I joke endlessly about the squirrel I actually killed while playing golf. It’s how I deal with the tragedy. Squirrels are amazing rodents. They taunt and haunt me. Many years ago while living near Dallas, TX a band of squirrels found a way into the eaves of the house and eventually into the wall crawl space. Now squirrels are over-sexed. They have sex three to four times a night in the wall crawl space – whilst keeping awake this king and his queen most of the night in HIS castle. So I had to do something about it because the spot where the rodents had found the way in was just big enough to poke their heads out and they would stare down at me. They were taunting me, “Now go away you silly kniggit, or I shall taunt you a second time!” (Image this sentence with an outrageous French accent.)
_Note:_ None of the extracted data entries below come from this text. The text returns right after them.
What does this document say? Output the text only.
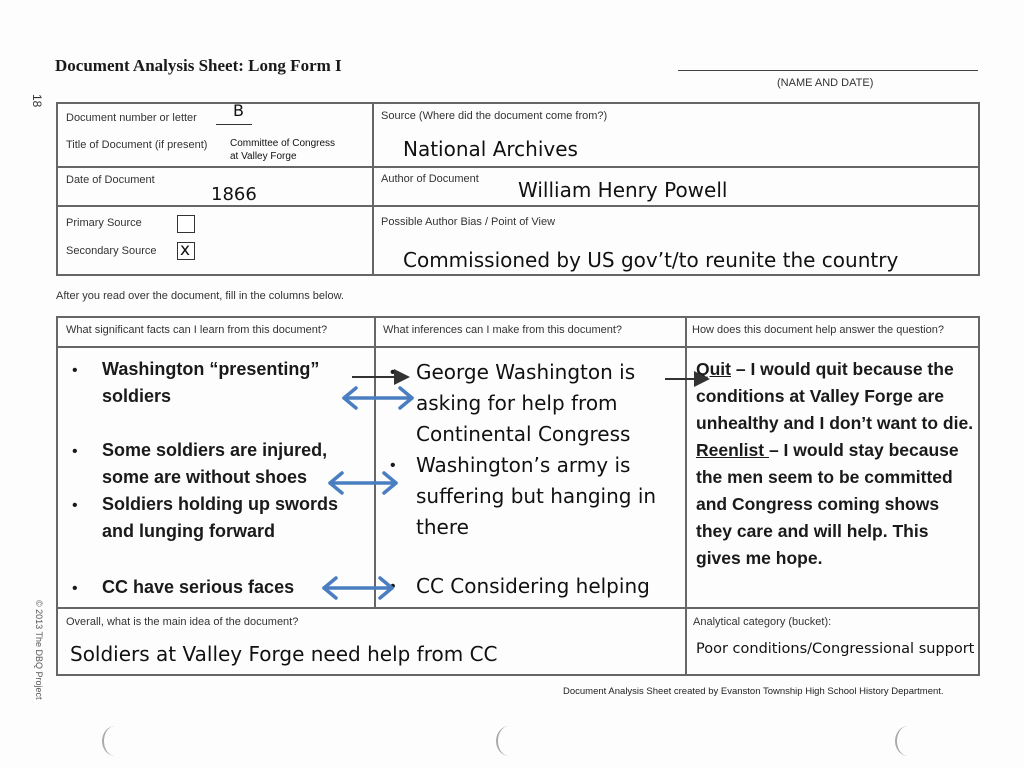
Document Analysis Sheet: Long Form I
(NAME AND DATE)
18
Document number or letter B
Title of Document (if present) Committee of Congress
at Valley Forge
Date of Document
1866
Primary Source
Secondary Source x
Source (Where did the document come from?)
National Archives
Author of Document William Henry Powell
Possible Author Bias / Point of View
Commissioned by US gov’t/to reunite the country
After you read over the document, fill in the columns below.
What significant facts can I learn from this document?	What inferences can I make from this document?	How does this document help answer the question?
• Washington “presenting” soldiers
• Some soldiers are injured, some are without shoes
• Soldiers holding up swords and lunging forward
• CC have serious faces
• George Washington is asking for help from Continental Congress
• Washington’s army is suffering but hanging in there
• CC Considering helping
Quit – I would quit because the conditions at Valley Forge are unhealthy and I don’t want to die.
Reenlist – I would stay because the men seem to be committed and Congress coming shows they care and will help. This gives me hope.
Overall, what is the main idea of the document?
Soldiers at Valley Forge need help from CC
Analytical category (bucket):
Poor conditions/Congressional support
Document Analysis Sheet created by Evanston Township High School History Department.
© 2013 The DBQ Project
First, I bought fox urine, thinking the smell of their mortal enemy would scare them off. Now any urine smells, but fox urine…Holy Cow! You’d think the smell alone would evict the little rodents. It didn’t. I think it became an aphrodisiac for them.
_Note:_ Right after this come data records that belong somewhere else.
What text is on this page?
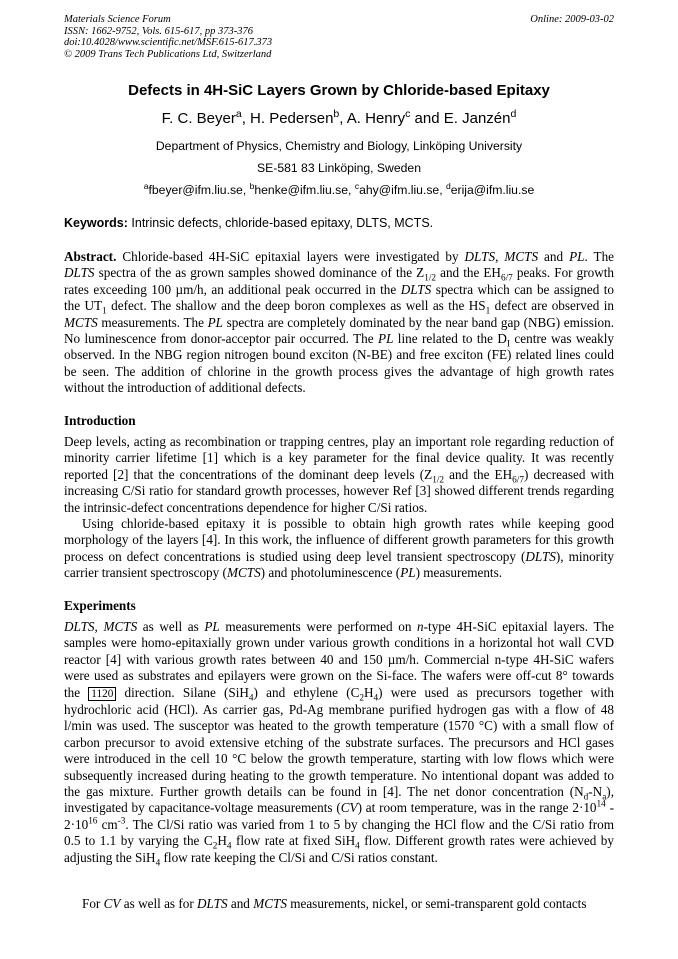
Materials Science Forum
ISSN: 1662-9752, Vols. 615-617, pp 373-376
doi:10.4028/www.scientific.net/MSF.615-617.373
© 2009 Trans Tech Publications Ltd, Switzerland
Online: 2009-03-02
Defects in 4H-SiC Layers Grown by Chloride-based Epitaxy
F. C. Beyer$^a$, H. Pedersen$^b$, A. Henry$^c$ and E. Janzén$^d$
Department of Physics, Chemistry and Biology, Linköping University
SE-581 83 Linköping, Sweden
$^a$fbeyer@ifm.liu.se, $^b$henke@ifm.liu.se, $^c$ahy@ifm.liu.se, $^d$erija@ifm.liu.se
Keywords: Intrinsic defects, chloride-based epitaxy, DLTS, MCTS.
Abstract. Chloride-based 4H-SiC epitaxial layers were investigated by DLTS, MCTS and PL. The DLTS spectra of the as grown samples showed dominance of the $Z_{1/2}$ and the $EH_{6/7}$ peaks. For growth rates exceeding 100 µm/h, an additional peak occurred in the DLTS spectra which can be assigned to the $UT_1$ defect. The shallow and the deep boron complexes as well as the $HS_1$ defect are observed in MCTS measurements. The PL spectra are completely dominated by the near band gap (NBG) emission. No luminescence from donor-acceptor pair occurred. The PL line related to the $D_I$ centre was weakly observed. In the NBG region nitrogen bound exciton (N-BE) and free exciton (FE) related lines could be seen. The addition of chlorine in the growth process gives the advantage of high growth rates without the introduction of additional defects.
Introduction
Deep levels, acting as recombination or trapping centres, play an important role regarding reduction of minority carrier lifetime [1] which is a key parameter for the final device quality. It was recently reported [2] that the concentrations of the dominant deep levels ($Z_{1/2}$ and the $EH_{6/7}$) decreased with increasing C/Si ratio for standard growth processes, however Ref [3] showed different trends regarding the intrinsic-defect concentrations dependence for higher C/Si ratios.
Using chloride-based epitaxy it is possible to obtain high growth rates while keeping good morphology of the layers [4]. In this work, the influence of different growth parameters for this growth process on defect concentrations is studied using deep level transient spectroscopy (DLTS), minority carrier transient spectroscopy (MCTS) and photoluminescence (PL) measurements.
Experiments
DLTS, MCTS as well as PL measurements were performed on n-type 4H-SiC epitaxial layers. The samples were homo-epitaxially grown under various growth conditions in a horizontal hot wall CVD reactor [4] with various growth rates between 40 and 150 µm/h. Commercial n-type 4H-SiC wafers were used as substrates and epilayers were grown on the Si-face. The wafers were off-cut 8° towards the 1120 direction. Silane (SiH$_4$) and ethylene $(C_2H_4)$ were used as precursors together with hydrochloric acid (HCl). As carrier gas, Pd-Ag membrane purified hydrogen gas with a flow of 48 l/min was used. The susceptor was heated to the growth temperature (1570 °C) with a small flow of carbon precursor to avoid extensive etching of the substrate surfaces. The precursors and HCl gases were introduced in the cell 10 °C below the growth temperature, starting with low flows which were subsequently increased during heating to the growth temperature. No intentional dopant was added to the gas mixture. Further growth details can be found in [4]. The net donor concentration $(N_d-N_a)$, investigated by capacitance-voltage measurements (CV) at room temperature, was in the range $2\cdot 10^{14} - 2\cdot 10^{16}$ $cm^{-3}$. The Cl/Si ratio was varied from 1 to 5 by changing the HCl flow and the C/Si ratio from 0.5 to 1.1 by varying the $C_2H_4$ flow rate at fixed SiH$_4$ flow. Different growth rates were achieved by adjusting the SiH$_4$ flow rate keeping the Cl/Si and C/Si ratios constant.
For CV as well as for DLTS and MCTS measurements, nickel, or semi-transparent gold contacts
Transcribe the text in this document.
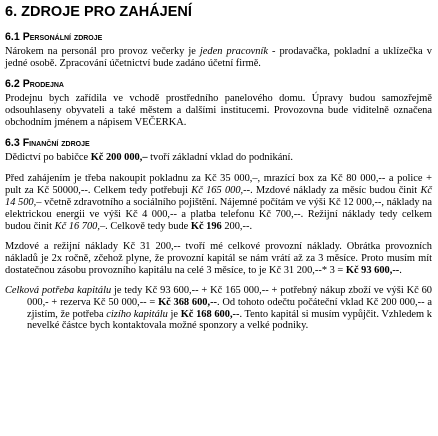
6. ZDROJE PRO ZAHÁJENÍ
6.1 Personální zdroje

Nárokem na personál pro provoz večerky je jeden pracovník - prodavačka, pokladní a uklízečka v jedné osobě. Zpracování účetnictví bude zadáno účetní firmě.

6.2 Prodejna

Prodejnu bych zařídila ve vchodě prostředního panelového domu. Úpravy budou samozřejmě odsouhlaseny obyvateli a také městem a dalšími institucemi. Provozovna bude viditelně označena obchodním jménem a nápisem VEČERKA.

6.3 Finanční zdroje

Dědictví po babičce Kč 200 000,– tvoří základní vklad do podnikání.

Před zahájením je třeba nakoupit pokladnu za Kč 35 000,–, mrazící box za Kč 80 000,-- a police + pult za Kč 50000,--. Celkem tedy potřebuji Kč 165 000,--. Mzdové náklady za měsíc budou činit Kč 14 500,– včetně zdravotního a sociálního pojištění. Nájemné počítám ve výši Kč 12 000,--, náklady na elektrickou energii ve výši Kč 4 000,-- a platba telefonu Kč 700,--. Režijní náklady tedy celkem budou činit Kč 16 700,–. Celkově tedy bude Kč 196 200,--.

Mzdové a režijní náklady Kč 31 200,-- tvoří mé celkové provozní náklady. Obrátka provozních nákladů je 2x ročně, zčehož plyne, že provozní kapitál se nám vrátí až za 3 měsíce. Proto musím mít dostatečnou zásobu provozního kapitálu na celé 3 měsíce, to je Kč 31 200,--* 3 = Kč 93 600,--.

Celková potřeba kapitálu je tedy Kč 93 600,-- + Kč 165 000,-- + potřebný nákup zboží ve výši Kč 60 000,- + rezerva Kč 50 000,-- = Kč 368 600,--. Od tohoto odečtu počáteční vklad Kč 200 000,-- a zjistím, že potřeba cizího kapitálu je Kč 168 600,--. Tento kapitál si musím vypůjčit. Vzhledem k nevelké částce bych kontaktovala možné sponzory a velké podniky.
Second, I bought humane traps and loaded them up with peanut butter. All this did was to empower the little rascals. They’d chatter on the roof top issuing All Points Bulletins (APB’s) on my latest trap. I swear some of those chatters sounded like laughter.
Third, I bought poison that supposedly they would ingest. That didn’t work either, just more APB’s were chattered (laughed) out.
Finally, I had to call animal enforcement and was given the go ahead to shoot the squirrels with a pellet gun. Yes, I had to shoot them; they were causing damage to the house and could spark an electrical fire. So the only place for me to gain an advantage was to set up a sniper position out of my son’s second story bedroom window and pick them off as they scrambled across the roof.
Do you know how odd it might appear to your neighbors when you are seen aiming with a rifle out a second story window? The first squirrel that came into my sight halted immediately stared at me and made a chatter that sounded a lot like “Oh Crap!” Well over a period of five weeks, the squirrel band of gypsies finally decided to move on. A few weeks later they were replaced with a hive of honey bees. It was my turn to yell, “Oh Crap!”